Agent Triple P Went to Brighton today where it was unusually sunny and warm for the time of year. There were many nice girlies out and about (lots of students in Brighton so the dress code was rather strange); notably a quartet of Germans who had just had henna tatoos of cats painted on their stomachs and were showing their midriffs of delightedly. You could tell they weren't British even before you heard them speak as their tummies were toned and flat! "Look at our cute pussies!" they were saying in English. I'm sure they are.

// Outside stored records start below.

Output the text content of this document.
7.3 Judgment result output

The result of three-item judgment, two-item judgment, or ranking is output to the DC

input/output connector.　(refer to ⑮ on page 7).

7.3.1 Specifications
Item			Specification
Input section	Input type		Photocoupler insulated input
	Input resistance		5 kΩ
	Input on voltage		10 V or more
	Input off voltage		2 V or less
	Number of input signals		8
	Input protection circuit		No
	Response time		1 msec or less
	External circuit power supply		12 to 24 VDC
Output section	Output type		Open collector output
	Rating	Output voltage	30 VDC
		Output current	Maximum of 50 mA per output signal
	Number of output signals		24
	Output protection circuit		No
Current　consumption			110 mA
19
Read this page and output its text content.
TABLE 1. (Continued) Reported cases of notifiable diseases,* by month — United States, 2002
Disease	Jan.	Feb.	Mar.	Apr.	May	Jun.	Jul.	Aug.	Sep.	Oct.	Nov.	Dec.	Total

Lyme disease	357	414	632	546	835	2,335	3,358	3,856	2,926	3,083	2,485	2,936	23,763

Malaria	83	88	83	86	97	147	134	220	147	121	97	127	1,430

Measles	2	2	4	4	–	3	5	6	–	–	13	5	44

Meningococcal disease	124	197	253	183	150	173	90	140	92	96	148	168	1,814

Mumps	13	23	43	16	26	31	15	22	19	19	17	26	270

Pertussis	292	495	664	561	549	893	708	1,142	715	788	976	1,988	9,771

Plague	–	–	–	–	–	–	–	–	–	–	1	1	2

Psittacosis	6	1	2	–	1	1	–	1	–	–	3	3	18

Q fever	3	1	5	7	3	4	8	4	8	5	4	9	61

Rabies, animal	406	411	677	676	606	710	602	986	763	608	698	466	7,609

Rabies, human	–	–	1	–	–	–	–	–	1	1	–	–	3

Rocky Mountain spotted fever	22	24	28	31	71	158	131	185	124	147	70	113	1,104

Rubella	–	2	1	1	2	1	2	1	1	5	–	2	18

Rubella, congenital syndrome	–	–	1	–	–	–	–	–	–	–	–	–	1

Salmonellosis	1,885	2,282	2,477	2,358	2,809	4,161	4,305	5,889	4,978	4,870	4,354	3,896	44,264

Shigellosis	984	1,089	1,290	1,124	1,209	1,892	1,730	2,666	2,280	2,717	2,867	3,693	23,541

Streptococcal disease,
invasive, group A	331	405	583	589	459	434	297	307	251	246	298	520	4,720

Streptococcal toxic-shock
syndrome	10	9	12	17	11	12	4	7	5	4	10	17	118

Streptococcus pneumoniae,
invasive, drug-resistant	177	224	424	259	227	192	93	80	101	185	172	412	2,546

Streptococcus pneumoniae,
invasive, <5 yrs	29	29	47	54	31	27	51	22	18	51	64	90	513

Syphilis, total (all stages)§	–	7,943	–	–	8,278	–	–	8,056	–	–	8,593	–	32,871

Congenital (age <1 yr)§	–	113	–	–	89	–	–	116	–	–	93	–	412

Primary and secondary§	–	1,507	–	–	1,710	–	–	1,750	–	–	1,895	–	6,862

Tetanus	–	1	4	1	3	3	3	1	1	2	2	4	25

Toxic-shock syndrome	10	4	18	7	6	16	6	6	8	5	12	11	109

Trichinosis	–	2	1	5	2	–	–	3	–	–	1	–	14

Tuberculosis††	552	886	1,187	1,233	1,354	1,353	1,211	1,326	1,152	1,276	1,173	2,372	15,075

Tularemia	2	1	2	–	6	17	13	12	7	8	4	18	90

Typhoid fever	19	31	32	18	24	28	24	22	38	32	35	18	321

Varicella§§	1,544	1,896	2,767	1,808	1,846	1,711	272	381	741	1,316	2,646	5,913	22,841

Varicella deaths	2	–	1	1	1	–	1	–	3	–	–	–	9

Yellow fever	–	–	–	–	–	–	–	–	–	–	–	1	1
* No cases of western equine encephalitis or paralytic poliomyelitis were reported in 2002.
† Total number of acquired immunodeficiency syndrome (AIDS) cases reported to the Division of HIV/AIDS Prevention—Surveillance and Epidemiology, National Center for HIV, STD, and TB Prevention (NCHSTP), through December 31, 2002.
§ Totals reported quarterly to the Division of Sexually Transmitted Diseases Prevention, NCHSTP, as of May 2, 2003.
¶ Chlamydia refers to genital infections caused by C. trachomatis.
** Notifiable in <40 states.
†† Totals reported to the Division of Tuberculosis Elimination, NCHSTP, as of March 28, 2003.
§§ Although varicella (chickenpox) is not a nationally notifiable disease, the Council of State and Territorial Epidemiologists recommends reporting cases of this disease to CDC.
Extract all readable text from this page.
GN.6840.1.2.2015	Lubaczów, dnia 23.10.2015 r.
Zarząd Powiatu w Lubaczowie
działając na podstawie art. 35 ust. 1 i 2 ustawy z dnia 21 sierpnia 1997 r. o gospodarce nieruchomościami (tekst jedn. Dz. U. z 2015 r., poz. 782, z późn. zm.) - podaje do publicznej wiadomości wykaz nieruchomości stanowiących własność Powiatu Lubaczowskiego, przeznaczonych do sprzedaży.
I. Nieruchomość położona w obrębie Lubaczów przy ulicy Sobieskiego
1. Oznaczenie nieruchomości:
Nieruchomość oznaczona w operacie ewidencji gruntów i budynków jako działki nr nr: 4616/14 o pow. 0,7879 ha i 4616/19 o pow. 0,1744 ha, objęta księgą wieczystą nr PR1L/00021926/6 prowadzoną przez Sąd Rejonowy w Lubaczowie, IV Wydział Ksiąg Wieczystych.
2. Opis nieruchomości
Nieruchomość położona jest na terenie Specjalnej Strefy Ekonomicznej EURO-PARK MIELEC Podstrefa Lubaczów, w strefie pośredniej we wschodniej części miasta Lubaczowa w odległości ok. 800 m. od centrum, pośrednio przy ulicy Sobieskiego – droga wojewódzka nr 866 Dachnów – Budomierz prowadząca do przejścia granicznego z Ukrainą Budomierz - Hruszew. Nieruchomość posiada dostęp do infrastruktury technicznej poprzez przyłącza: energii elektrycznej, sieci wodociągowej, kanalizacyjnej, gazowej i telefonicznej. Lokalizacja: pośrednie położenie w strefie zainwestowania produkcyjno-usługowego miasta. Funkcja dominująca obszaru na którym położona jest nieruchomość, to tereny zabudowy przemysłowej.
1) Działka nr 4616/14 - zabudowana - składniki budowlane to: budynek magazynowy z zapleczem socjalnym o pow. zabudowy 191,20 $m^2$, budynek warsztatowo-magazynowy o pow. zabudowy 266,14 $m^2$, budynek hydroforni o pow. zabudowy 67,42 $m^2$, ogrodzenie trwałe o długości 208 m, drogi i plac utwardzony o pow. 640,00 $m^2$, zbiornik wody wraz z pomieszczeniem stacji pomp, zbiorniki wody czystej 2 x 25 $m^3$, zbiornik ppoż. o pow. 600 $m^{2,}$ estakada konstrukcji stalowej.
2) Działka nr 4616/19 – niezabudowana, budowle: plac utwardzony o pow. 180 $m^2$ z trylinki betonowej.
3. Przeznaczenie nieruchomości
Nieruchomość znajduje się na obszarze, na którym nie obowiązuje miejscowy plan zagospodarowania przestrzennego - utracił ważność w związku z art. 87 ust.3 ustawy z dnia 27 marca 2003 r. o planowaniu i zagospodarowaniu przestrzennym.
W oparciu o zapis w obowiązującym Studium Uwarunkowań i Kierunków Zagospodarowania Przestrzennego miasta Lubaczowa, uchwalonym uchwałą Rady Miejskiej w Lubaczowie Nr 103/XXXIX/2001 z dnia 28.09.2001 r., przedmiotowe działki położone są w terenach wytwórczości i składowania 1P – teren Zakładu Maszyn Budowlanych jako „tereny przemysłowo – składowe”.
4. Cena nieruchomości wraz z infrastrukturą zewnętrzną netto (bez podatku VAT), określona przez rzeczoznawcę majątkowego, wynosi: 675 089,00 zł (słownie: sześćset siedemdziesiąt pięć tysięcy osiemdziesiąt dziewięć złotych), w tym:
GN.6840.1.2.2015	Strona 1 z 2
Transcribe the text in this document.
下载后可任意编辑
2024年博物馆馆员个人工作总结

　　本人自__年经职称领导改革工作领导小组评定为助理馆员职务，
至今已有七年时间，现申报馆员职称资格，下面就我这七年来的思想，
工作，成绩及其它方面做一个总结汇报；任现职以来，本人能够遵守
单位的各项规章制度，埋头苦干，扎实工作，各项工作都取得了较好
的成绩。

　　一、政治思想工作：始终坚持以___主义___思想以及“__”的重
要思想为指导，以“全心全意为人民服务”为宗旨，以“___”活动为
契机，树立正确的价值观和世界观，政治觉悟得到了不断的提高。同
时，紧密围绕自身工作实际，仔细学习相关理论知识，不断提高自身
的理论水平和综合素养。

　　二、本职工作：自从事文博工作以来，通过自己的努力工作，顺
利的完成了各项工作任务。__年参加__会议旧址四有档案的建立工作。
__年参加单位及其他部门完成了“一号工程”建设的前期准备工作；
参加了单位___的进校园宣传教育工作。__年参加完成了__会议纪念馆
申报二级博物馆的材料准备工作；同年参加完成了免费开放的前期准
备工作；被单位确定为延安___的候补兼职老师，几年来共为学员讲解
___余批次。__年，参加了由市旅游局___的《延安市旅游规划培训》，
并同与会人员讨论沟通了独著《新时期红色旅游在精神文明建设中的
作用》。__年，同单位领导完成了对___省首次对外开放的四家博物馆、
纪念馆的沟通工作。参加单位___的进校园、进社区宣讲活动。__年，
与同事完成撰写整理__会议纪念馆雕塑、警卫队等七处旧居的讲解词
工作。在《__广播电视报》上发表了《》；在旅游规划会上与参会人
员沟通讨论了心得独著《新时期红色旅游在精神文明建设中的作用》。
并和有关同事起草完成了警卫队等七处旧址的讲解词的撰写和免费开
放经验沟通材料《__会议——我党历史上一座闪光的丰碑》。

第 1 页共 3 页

I bought a nice framed print of Arthur Hacker's Syrinx in The Lanes for a very reasonable price. Hacker was French trained and very influenced by Waterhouse (like Herbert Draper). Syrinx was a water nymph pursued by the God Pan who had dubious intentions towards her. She called for help from the water nymphs who, rather unhelpfully, transformed her into reeds which gave forth a haunting sound when Pan breathed across them. So he cut some of these reeds and made the original Pan pipes from them. Symbolically odd in all sorts of ways but then that's the ancient Greeks for you. I would have thought that however much she valued her chastity being ravished by Pan would have been a lot better than being turned into a bunch of reeds and then cut up to form pipes so a Romanian could produce an annoying soundtrack to an arty Australian film of the seventies. Anyway, all this classical inspiration obviously did the stuff for Arthur, or maybe it was the model, who is rather fine.
I saw the original painting in the Manchester Art Gallery last year. It will make a nice pair (!) with the similar picture I picked up in the Hungarian National Gallery in Budapest a few years ago, as they are almost identical in size and proportion. I also bought a nice 1920's dancing girl figurine in the same shop. An enjoyably girlie filled day altogether.